キーワード:津波堆積物, OSL 年代測定, pIRIR 年代測定, カリ長石, 堆積構造, 福島

光ルミネッセンス (OSL) 年代測定法は,津波堆積物自体から堆積年代を得ることができる測定法であり,津波堆積物にも有用と期待される.しかし,OSL 年代測定において,鉱物粒子が堆積するまでにどの程度露光しているのかが重要であるが,津波による運搬・堆積過程における露光状態は明らかでない.実際にOSL年代測定法を津波堆積物に適用するには,まず運搬・堆積過程における露光状態を明らかにする必要がある.本研究では,2011年の東北地方太平洋沖地震津波の津波堆積物中に含まれるカリ長石粒子を対象として,津波による運搬・堆積時における露光状態を明らかにし,その結果を踏まえて,単粒子年代測定による有効性と,試料採取地点や層相により得られる堆積年代について検討する.
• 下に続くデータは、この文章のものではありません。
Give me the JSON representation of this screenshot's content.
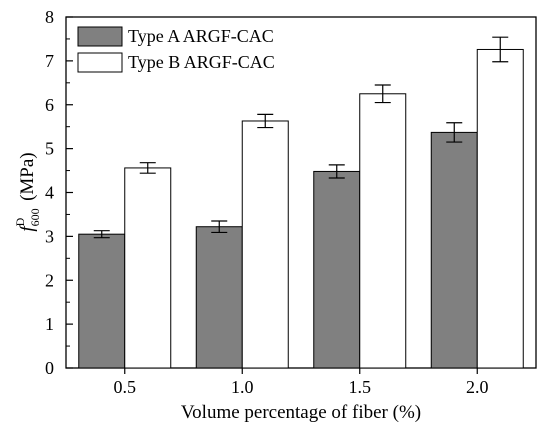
{
  "chart_data": {
    "type": "bar",
    "categories": [
      "0.5",
      "1.0",
      "1.5",
      "2.0"
    ],
    "series": [
      {
        "name": "Type A ARGF-CAC",
        "values": [
          3.05,
          3.22,
          4.48,
          5.37
        ],
        "errors": [
          0.08,
          0.13,
          0.15,
          0.22
        ],
        "color": "#808080"
      },
      {
        "name": "Type B ARGF-CAC",
        "values": [
          4.56,
          5.63,
          6.25,
          7.26
        ],
        "errors": [
          0.12,
          0.15,
          0.2,
          0.28
        ],
        "color": "#ffffff"
      }
    ],
    "title": "",
    "xlabel": "Volume percentage of fiber (%)",
    "ylabel": {
      "symbol": "f",
      "subscript": "600",
      "superscript": "D",
      "unit": " (MPa)"
    },
    "ylim": [
      0,
      8
    ],
    "yticks": [
      "0",
      "1",
      "2",
      "3",
      "4",
      "5",
      "6",
      "7",
      "8"
    ],
    "legend": "top-left",
    "grid": false
  }
}
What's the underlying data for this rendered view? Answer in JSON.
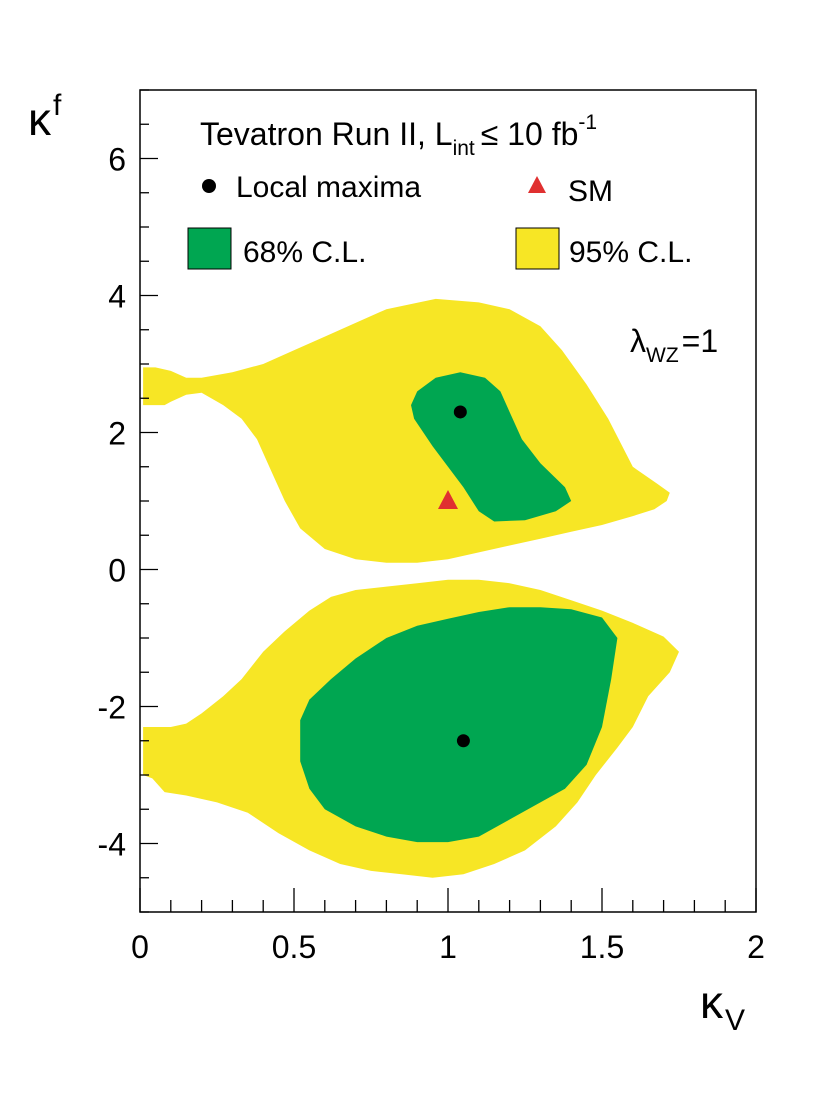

まず,post-IR IRSL (pIRIR) 年代測定法 (Reimann and Tsukamoto 2012) を適用することにより,太陽光への露光時間に対する発光強度の減衰率が異なる IRSL と pIRIR それぞれの等価線量を比較した結果,津波堆積物に含まれる砂質の鉱物粒子は津波による運搬・堆積過程でほとんど露光していないことが明らかになった.このような露光状態は OSL 年代測定に不適であるが,単粒子年代測定ではごく最近露光した鉱物粒子を確認することができた.これは津波前の堆積環境でよく露光していた鉱物粒子を測定したものと考えられる.つまり,このような粒子について単粒子年代測定をすることにより,正確な堆積年代を得ることができると考えられる.また,津波堆積物の試料採取地点により,正確な堆積年代を示す鉱物粒子が増減するという変化傾向は認められなかった.一方,津波堆積物の層相や層位では,1 つの押し波堆積物のユニットの上位ほど正確な堆積年代を示す鉱物粒子が多くなるという傾向が見出された.
従って,現時点では押し波堆積物のユニットの上位のサンプルを用いて,単粒子で OSL 年代測定をすることで,より正確な堆積年代を得ることができると考えられる.